Here’s what other experts and advocates are saying about Screen-Free Week:
Social media, reality television and the relentless need to stay virtually connected to the world have consumed our lives and have taken away opportunities to create those invaluable family memories that our parents and grandparents love to reminisce about. We should all take the time to turn off the television, put away the cell phones and take a walk, visit a local cultural center or just have a good ole family dinner with the ones that we love.
-Angele’ Doyne, Program Associate
National Black Child Development Institute
Screens play an ever-increasing role in our daily lives, and this is why we need to be deliberate in taking time to disconnect and go outside to play. Screen-Free Week is an excellent opportunity to challenge yourself, your family, and your friends to find screen-free ways to play. Make time to explore your neighborhood or visit a local park, have friends over for a board game and leave the TV off. Make plans to have regular screen-free play days.
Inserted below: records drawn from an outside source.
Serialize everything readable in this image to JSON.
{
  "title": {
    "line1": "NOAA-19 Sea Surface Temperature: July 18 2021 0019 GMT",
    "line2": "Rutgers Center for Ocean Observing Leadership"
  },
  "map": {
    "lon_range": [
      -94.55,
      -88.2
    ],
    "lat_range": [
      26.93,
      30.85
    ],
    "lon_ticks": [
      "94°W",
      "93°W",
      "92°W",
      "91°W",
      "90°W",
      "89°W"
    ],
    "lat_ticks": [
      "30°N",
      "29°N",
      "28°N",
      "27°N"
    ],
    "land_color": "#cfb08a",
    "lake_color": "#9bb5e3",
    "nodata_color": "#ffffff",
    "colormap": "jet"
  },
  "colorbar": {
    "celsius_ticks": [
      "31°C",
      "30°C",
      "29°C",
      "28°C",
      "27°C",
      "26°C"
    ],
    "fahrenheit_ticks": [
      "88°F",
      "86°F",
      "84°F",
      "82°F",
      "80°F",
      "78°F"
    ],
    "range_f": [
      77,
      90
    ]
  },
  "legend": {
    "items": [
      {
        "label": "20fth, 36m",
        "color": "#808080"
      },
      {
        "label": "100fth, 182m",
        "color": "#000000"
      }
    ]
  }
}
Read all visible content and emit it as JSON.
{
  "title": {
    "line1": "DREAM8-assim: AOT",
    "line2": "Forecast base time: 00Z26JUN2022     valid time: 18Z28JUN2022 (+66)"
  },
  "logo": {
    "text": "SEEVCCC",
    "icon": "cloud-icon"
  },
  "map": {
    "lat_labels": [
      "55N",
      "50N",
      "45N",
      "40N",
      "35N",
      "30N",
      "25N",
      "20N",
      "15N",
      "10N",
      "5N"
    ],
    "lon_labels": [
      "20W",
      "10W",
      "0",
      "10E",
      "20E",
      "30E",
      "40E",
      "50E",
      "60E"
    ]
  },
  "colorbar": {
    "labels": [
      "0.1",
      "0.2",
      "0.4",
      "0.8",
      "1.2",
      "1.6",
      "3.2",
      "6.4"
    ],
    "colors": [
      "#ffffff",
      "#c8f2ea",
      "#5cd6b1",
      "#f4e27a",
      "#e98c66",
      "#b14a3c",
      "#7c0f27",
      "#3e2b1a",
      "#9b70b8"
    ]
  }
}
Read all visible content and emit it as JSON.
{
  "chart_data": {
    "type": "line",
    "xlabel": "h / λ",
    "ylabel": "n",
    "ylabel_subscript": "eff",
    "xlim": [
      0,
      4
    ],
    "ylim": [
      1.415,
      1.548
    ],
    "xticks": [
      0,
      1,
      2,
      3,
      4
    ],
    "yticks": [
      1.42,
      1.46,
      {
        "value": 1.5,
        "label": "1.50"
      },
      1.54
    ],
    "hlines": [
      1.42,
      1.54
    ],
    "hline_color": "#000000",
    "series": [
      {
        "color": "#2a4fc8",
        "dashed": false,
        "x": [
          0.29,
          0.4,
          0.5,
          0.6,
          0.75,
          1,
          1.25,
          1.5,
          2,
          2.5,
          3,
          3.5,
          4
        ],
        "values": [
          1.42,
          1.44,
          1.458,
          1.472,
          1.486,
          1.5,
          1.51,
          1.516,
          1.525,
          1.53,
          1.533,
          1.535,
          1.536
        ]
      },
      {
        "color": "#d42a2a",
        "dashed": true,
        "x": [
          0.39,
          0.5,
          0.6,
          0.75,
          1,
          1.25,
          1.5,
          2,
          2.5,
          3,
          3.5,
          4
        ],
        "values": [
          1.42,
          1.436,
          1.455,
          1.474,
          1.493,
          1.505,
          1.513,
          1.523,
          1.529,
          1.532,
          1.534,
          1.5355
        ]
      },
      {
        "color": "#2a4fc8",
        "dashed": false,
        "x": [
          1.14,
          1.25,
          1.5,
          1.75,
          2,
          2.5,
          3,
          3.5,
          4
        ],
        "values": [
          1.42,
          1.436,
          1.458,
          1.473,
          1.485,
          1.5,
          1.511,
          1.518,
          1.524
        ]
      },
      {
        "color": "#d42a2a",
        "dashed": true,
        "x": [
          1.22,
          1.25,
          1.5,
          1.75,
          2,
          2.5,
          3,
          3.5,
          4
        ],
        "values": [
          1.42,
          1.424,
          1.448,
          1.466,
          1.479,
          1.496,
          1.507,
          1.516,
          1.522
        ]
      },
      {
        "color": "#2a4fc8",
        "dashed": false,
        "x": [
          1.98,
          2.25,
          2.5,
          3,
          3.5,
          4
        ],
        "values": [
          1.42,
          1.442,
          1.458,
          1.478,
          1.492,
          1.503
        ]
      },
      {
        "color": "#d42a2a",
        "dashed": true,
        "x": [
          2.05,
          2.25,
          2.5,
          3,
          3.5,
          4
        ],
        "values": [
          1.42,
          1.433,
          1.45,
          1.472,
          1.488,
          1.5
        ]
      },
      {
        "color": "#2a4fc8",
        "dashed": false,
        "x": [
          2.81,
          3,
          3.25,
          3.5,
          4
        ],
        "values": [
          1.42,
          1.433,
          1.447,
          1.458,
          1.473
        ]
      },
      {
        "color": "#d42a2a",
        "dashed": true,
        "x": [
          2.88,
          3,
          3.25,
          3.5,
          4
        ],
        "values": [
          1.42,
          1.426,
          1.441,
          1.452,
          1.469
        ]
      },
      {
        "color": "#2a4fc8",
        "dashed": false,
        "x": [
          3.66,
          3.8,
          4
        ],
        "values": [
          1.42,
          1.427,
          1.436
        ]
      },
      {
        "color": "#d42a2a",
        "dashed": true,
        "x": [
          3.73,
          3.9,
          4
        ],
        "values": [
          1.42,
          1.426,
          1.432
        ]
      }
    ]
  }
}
Embrace the challenge and you will be rewarded with a richer experience.
-Carly Summers, Executive Director
US Play Coalition
What our kids see on a screen is someone else’s creativity. It is not their own. Our children are growing up into a world where they will more than ever need to be innovative, adaptable and above all, creative. Having the courage to question the new normal of screen saturation in our kids’ lives and allowing our homes to be low or no screen environments will give them the hugest advantage in their lives to come – because it gives them the space and time to transform passive consuming into active creativity.
-Kim John Payne, Author of Simplicity Parenting
The tendency to use television and video games as a ‘babysitter’ is having significant negative consequences on our children – increased medical conditions related to childhood obesity and inactivity and decreased social skills are on that list. Embracing Screen-Free Week is an outstanding way to refocus on strengthening family relationships, building interpersonal skills and developing healthy lifestyles. Ensure your children have great childhood memories to share with their children by unplugging during Scree-Free Week. Visit the zoo, read to each other, plan/shop/prepare/eat a nutritious meal as a family, jump rope, share stories about your family history while taking a walk together…the list is endless!
-Sandra York, Executive Director
We know what we need to do: we need to get moving. Insufficient physical activity, combined with a poor diet, is the second leading cause of preventable death. I encourage young and old alike to celebrate Screen-Free Week by turning off the television and taking a walk, playing with the kids, or simply getting outside. You’ll be glad you did.
-Edward Ehlinger, MD, MSPH, Minnesota Commissioner of Health
Minnesota Department of Health
The Campaign for a Commercial-Free Childhood is a national coalition of health care professionals, educators, advocacy groups and concerned parents who counter the harmful effects of marketing to children through action, advocacy, education, research, and collaboration among organizations and individuals who care about children. CCFC is a project of Third Sector New England (www.tsne.org).